This article from Big Data Magazine, talks about how to manage the quality of information through Data Governance. All this, referring to DAMA framework and the important role that Aqtiva and Anjana Data play together to ensure a good Data Quality management.
Big Data Magazine
Lucía Engo Bermejo
10 March, 2022
According to the DAMA framework, a data quality management framework should include activities to:
Prioritize business needs
Identify critical data
Define rules and standards based on business requirements
Evaluate data against expectations
Share results with SMEs to detect problems
Prioritize and manage identified issues
Identify opportunities for improvement
Monitor quality and manage metadata
Anjana Data and Aqtiva form a suitable tandem thanks to the functionalities they provide that allow all these activities to be carried out and thus proactively manage data quality.
Capabilities to manage information quality
Quality management is important, but one must not lose sight of the fact that quality "is not free", which is why DAMA says that the quality program must focus on critical data.

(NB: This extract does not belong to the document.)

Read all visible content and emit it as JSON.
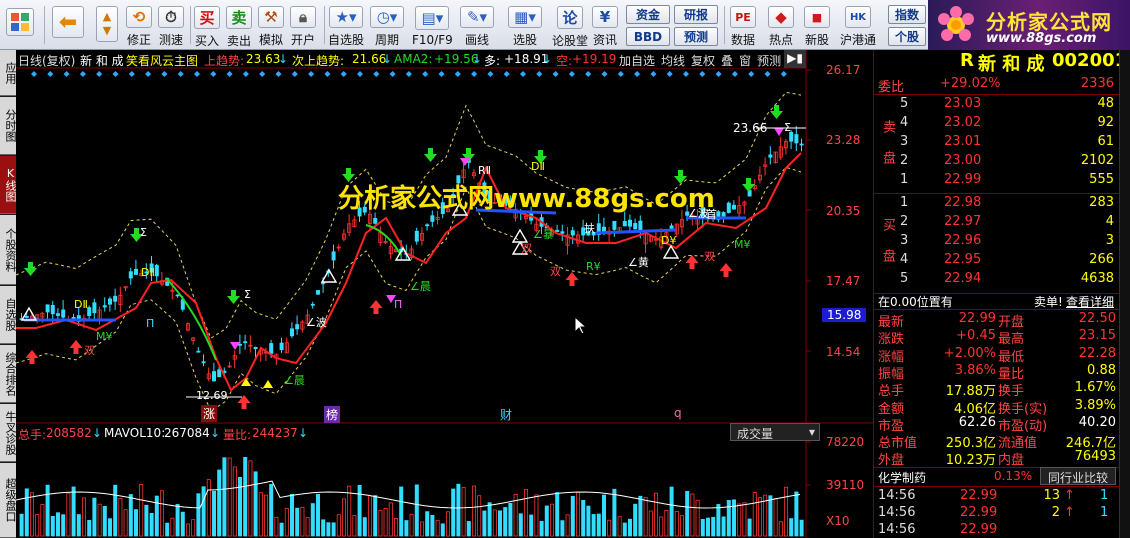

In this sense, Anjana Data's high configuration capabilities allow defining metadata attribute templates in which it is possible to identify critical data in the Datasets or in the Instances that process the information according to taxonomies specific to each organization.
Once the data on which the quality program will work has been identified, the next step is to define what quality is according to the business needs. Once again, Anjana Data's configuration capabilities are a differential in this sense, since they allow defining specific attributes in the dataset templates or dataset fields to define the quality requirements of the data they store (presence of values, lists of valid domains, data mapping, etc.).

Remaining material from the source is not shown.